There is a famous disagreement in a Midrash about the reason for the mitzvah to dwell in a sukkah. The Midrash quotes the verse “In order that future generations may know that I made the Jewish People live in sukkot.” Rebbe Eliezer says: “They were real sukkot.” Rebbe Akiva says: “They were the Clouds of Glory.” The Midrash records an argument between Rebbe Eliezer and Rebbe Akiva about whether or not the sukkot that we build today are meant to recall actual booths which our ancestors built to live in or instead are meant to commemorate the Clouds of Glory that shielded them through the wilderness. But what lies behind this claim that our physical sukkot are meant to represent God’s presence? Is Rebbe Akiva just offering a homiletic interpretation totally detached from the meaning of the text?
Dr. Jeffrey Rubenstein, a Talmud and Rabbinic Literature professor at NYU, notes that there is something odd about the verse that the Midrash cites which may have motivated Rebbe Akiva’s interpretation. We might have expected the verse to read “in order that future generations may know that the Jewish people dwelled…” However, that’s not what the Torah says. Instead, the word for dwell is in the causative form implying that God caused the Jewish People to do something rather than simply recording what the Jewish People did or made on their own.

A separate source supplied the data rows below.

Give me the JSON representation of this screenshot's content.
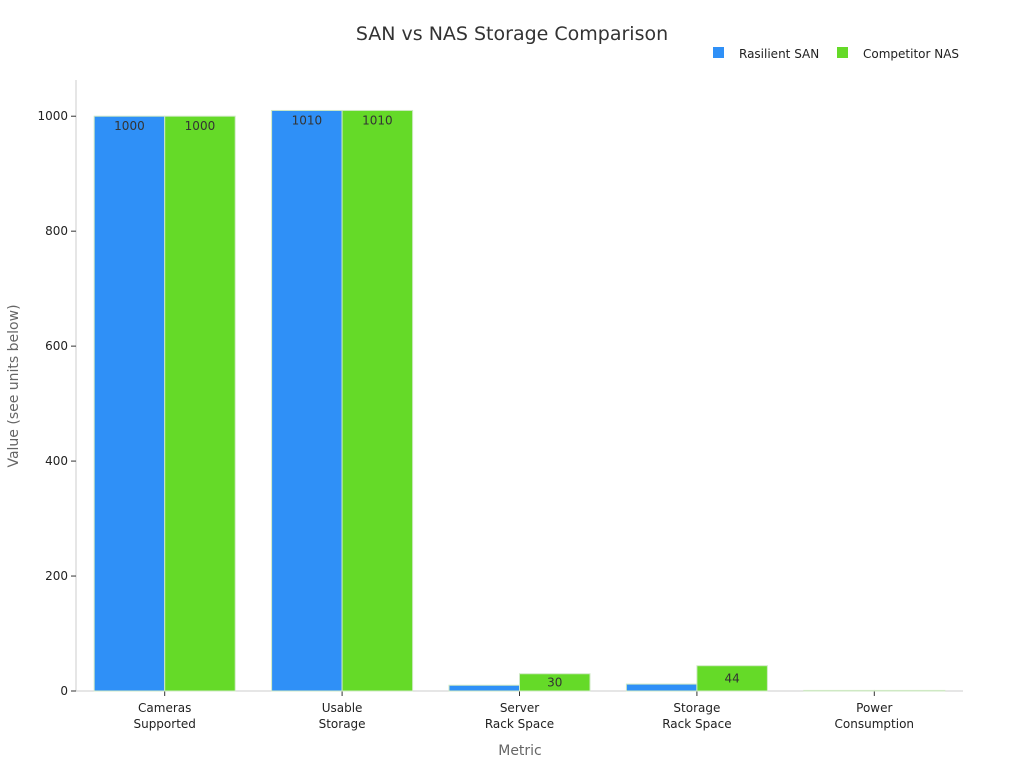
{
  "chart_data": {
    "type": "bar",
    "title": "SAN vs NAS Storage Comparison",
    "xlabel": "Metric",
    "ylabel": "Value (see units below)",
    "categories": [
      [
        "Cameras",
        "Supported"
      ],
      [
        "Usable",
        "Storage"
      ],
      [
        "Server",
        "Rack Space"
      ],
      [
        "Storage",
        "Rack Space"
      ],
      [
        "Power",
        "Consumption"
      ]
    ],
    "series": [
      {
        "name": "Rasilient SAN",
        "color": "#2f90f7",
        "values": [
          1000,
          1010,
          10,
          12,
          1
        ]
      },
      {
        "name": "Competitor NAS",
        "color": "#65da28",
        "values": [
          1000,
          1010,
          30,
          44,
          1
        ]
      }
    ],
    "ylim": [
      0,
      1063
    ],
    "yticks": [
      0,
      200,
      400,
      600,
      800,
      1000
    ],
    "grid": false,
    "legend": "top-right"
  }
}
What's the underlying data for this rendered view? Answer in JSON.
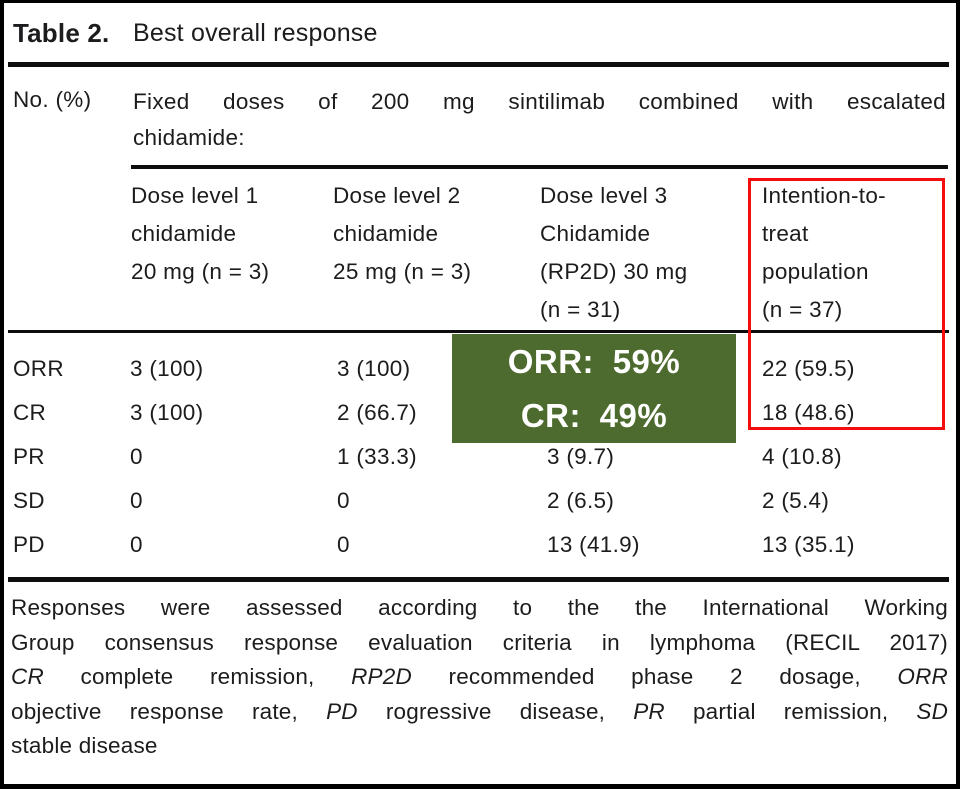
{
  "title": {
    "label": "Table 2.",
    "text": "Best overall response"
  },
  "header": {
    "row_unit": "No. (%)",
    "span_note_lines": [
      "Fixed doses of 200 mg sintilimab combined with escalated",
      "chidamide:"
    ],
    "columns": [
      {
        "id": "dose-level-1",
        "lines": [
          "Dose level 1",
          "chidamide",
          "20 mg (n = 3)"
        ]
      },
      {
        "id": "dose-level-2",
        "lines": [
          "Dose level 2",
          "chidamide",
          "25 mg (n = 3)"
        ]
      },
      {
        "id": "dose-level-3",
        "lines": [
          "Dose level 3",
          "Chidamide",
          "(RP2D) 30 mg",
          "(n = 31)"
        ]
      },
      {
        "id": "intention-to-treat",
        "lines": [
          "Intention-to-",
          "treat",
          "population",
          "(n = 37)"
        ],
        "highlighted": true
      }
    ]
  },
  "rows": [
    {
      "label": "ORR",
      "values": [
        "3 (100)",
        "3 (100)",
        "",
        "22 (59.5)"
      ]
    },
    {
      "label": "CR",
      "values": [
        "3 (100)",
        "2 (66.7)",
        "",
        "18 (48.6)"
      ]
    },
    {
      "label": "PR",
      "values": [
        "0",
        "1 (33.3)",
        "3 (9.7)",
        "4 (10.8)"
      ]
    },
    {
      "label": "SD",
      "values": [
        "0",
        "0",
        "2 (6.5)",
        "2 (5.4)"
      ]
    },
    {
      "label": "PD",
      "values": [
        "0",
        "0",
        "13 (41.9)",
        "13 (35.1)"
      ]
    }
  ],
  "overlay": {
    "green_box": {
      "line1": "ORR: 59%",
      "line2": "CR: 49%",
      "background_color": "#4d6b2e",
      "text_color": "#ffffff"
    },
    "red_box": {
      "border_color": "#f50d0d"
    }
  },
  "footnotes": {
    "lines": [
      {
        "justify": true,
        "segments": [
          {
            "text": "Responses were assessed according to the the International Working",
            "italic": false
          }
        ]
      },
      {
        "justify": true,
        "segments": [
          {
            "text": "Group consensus response evaluation criteria in lymphoma (RECIL 2017)",
            "italic": false
          }
        ]
      },
      {
        "justify": true,
        "segments": [
          {
            "text": "CR",
            "italic": true
          },
          {
            "text": " complete remission, ",
            "italic": false
          },
          {
            "text": "RP2D",
            "italic": true
          },
          {
            "text": " recommended phase 2 dosage, ",
            "italic": false
          },
          {
            "text": "ORR",
            "italic": true
          }
        ]
      },
      {
        "justify": true,
        "segments": [
          {
            "text": "objective response rate, ",
            "italic": false
          },
          {
            "text": "PD",
            "italic": true
          },
          {
            "text": " rogressive disease, ",
            "italic": false
          },
          {
            "text": "PR",
            "italic": true
          },
          {
            "text": " partial remission, ",
            "italic": false
          },
          {
            "text": "SD",
            "italic": true
          }
        ]
      },
      {
        "justify": false,
        "segments": [
          {
            "text": "stable disease",
            "italic": false
          }
        ]
      }
    ]
  }
}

How one understands the reason for the mitzvah of sukkot has far reaching implications. The Gemara records a series of disagreements between Rebbe Eliezer and the Sages regarding how one fulfills the mitzvah of dwelling in the sukkah. According to Rebbe Eliezer a person only fulfills the mitzvah of sukkah with their own sukkah and can not travel from sukkah to sukkah. Since Rebbe Eliezer believed our sukkot are meant to remind us of the individual booths that our ancestors made, it makes sense that he also stresses the individual nature of this mitzvah. However, the halacha does not follow Rebbe Eliezer. Instead, the Sages teach that the entire Jewish People can fulfill the mitzvah of sukkah in one sukkah and that one even fulfills the mitzvah of sukkah in a stolen sukkah. The Shulchan Aruch records that “A stolen sukkah is valid. How? If one overpowered his friend, left his (own) sukkah and stole it and then dwelt in it, he has fulfilled his obligation…” Halacha frowns upon the thief’s actions but they nevertheless still fulfill the mitzvah of dwelling in a sukkah.

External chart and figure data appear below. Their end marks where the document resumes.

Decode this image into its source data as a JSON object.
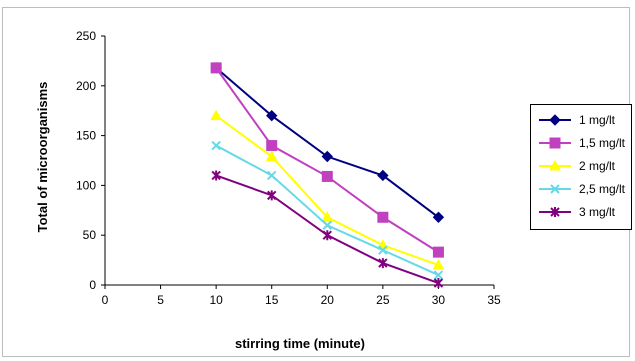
{
  "chart_data": {
    "type": "line",
    "title": "",
    "xlabel": "stirring time (minute)",
    "ylabel": "Total of microorganisms",
    "xlim": [
      0,
      35
    ],
    "ylim": [
      0,
      250
    ],
    "x_ticks": [
      0,
      5,
      10,
      15,
      20,
      25,
      30,
      35
    ],
    "y_ticks": [
      0,
      50,
      100,
      150,
      200,
      250
    ],
    "grid": false,
    "legend_position": "right",
    "x": [
      10,
      15,
      20,
      25,
      30
    ],
    "series": [
      {
        "name": "1 mg/lt",
        "values": [
          218,
          170,
          129,
          110,
          68
        ],
        "color": "#000080",
        "marker": "diamond"
      },
      {
        "name": "1,5 mg/lt",
        "values": [
          218,
          140,
          109,
          68,
          33
        ],
        "color": "#c040c0",
        "marker": "square"
      },
      {
        "name": "2 mg/lt",
        "values": [
          170,
          129,
          68,
          40,
          20
        ],
        "color": "#ffff00",
        "marker": "triangle"
      },
      {
        "name": "2,5 mg/lt",
        "values": [
          140,
          110,
          60,
          35,
          10
        ],
        "color": "#66d9e8",
        "marker": "x"
      },
      {
        "name": "3 mg/lt",
        "values": [
          110,
          90,
          50,
          22,
          2
        ],
        "color": "#800080",
        "marker": "star"
      }
    ]
  }
}
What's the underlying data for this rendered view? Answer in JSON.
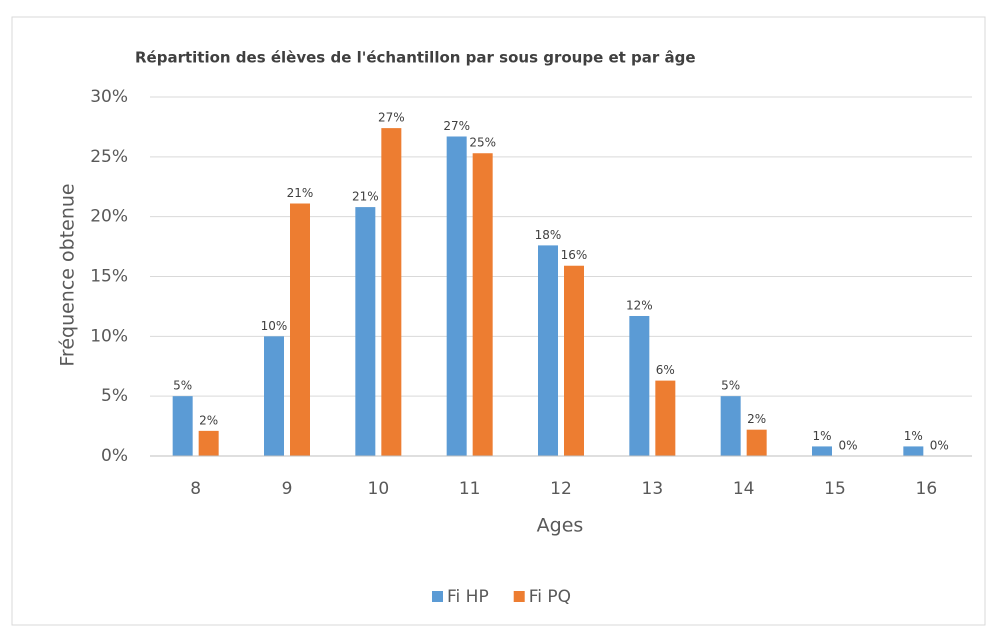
{
  "chart_data": {
    "type": "bar",
    "title": "Répartition des élèves de l'échantillon par  sous groupe et par âge",
    "x_label": "Ages",
    "y_label": "Fréquence obtenue",
    "categories": [
      "8",
      "9",
      "10",
      "11",
      "12",
      "13",
      "14",
      "15",
      "16"
    ],
    "series": [
      {
        "name": "Fi HP",
        "color": "#5b9bd5",
        "values": [
          5.0,
          10.0,
          20.8,
          26.7,
          17.6,
          11.7,
          5.0,
          0.8,
          0.8
        ],
        "value_labels": [
          "5%",
          "10%",
          "21%",
          "27%",
          "18%",
          "12%",
          "5%",
          "1%",
          "1%"
        ]
      },
      {
        "name": "Fi PQ",
        "color": "#ed7d31",
        "values": [
          2.1,
          21.1,
          27.4,
          25.3,
          15.9,
          6.3,
          2.2,
          0,
          0
        ],
        "value_labels": [
          "2%",
          "21%",
          "27%",
          "25%",
          "16%",
          "6%",
          "2%",
          "0%",
          "0%"
        ]
      }
    ],
    "ylim": [
      0,
      30
    ],
    "yticks": [
      {
        "value": 0,
        "label": "0%"
      },
      {
        "value": 5,
        "label": "5%"
      },
      {
        "value": 10,
        "label": "10%"
      },
      {
        "value": 15,
        "label": "15%"
      },
      {
        "value": 20,
        "label": "20%"
      },
      {
        "value": 25,
        "label": "25%"
      },
      {
        "value": 30,
        "label": "30%"
      }
    ],
    "grid": true,
    "legend": "bottom"
  }
}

Rebbe Eliezer’s vision of the sukkah as something that we construct to wall us off from those around us is an ever present temptation. One that we see all too often in contemporary life. In religion, politics, and culture we silo ourselves off from those with whom we disagree. Yet God caused us to dwell in a different sort of sukkah, one in which everyone was included. Within the confines of the Clouds of Glory were the Nachsons and the Korachs, the Calevs and Yehoshuas alongside the would-be trembling spies. The sukkah, which recalls the Clouds of Glory, is a paradigm for shared space. A place where anyone and everyone must be welcome. Even those we don’t like or don’t want can still fulfill their mitzvah in our sukkah. The challenge of sukkot is how to navigate our differences and disagreements while preserving the shared space the sukkah represents. May we live up to this challenge and may our people’s ultimate shared space, Medinat Yisrael, rise to this challenge as well.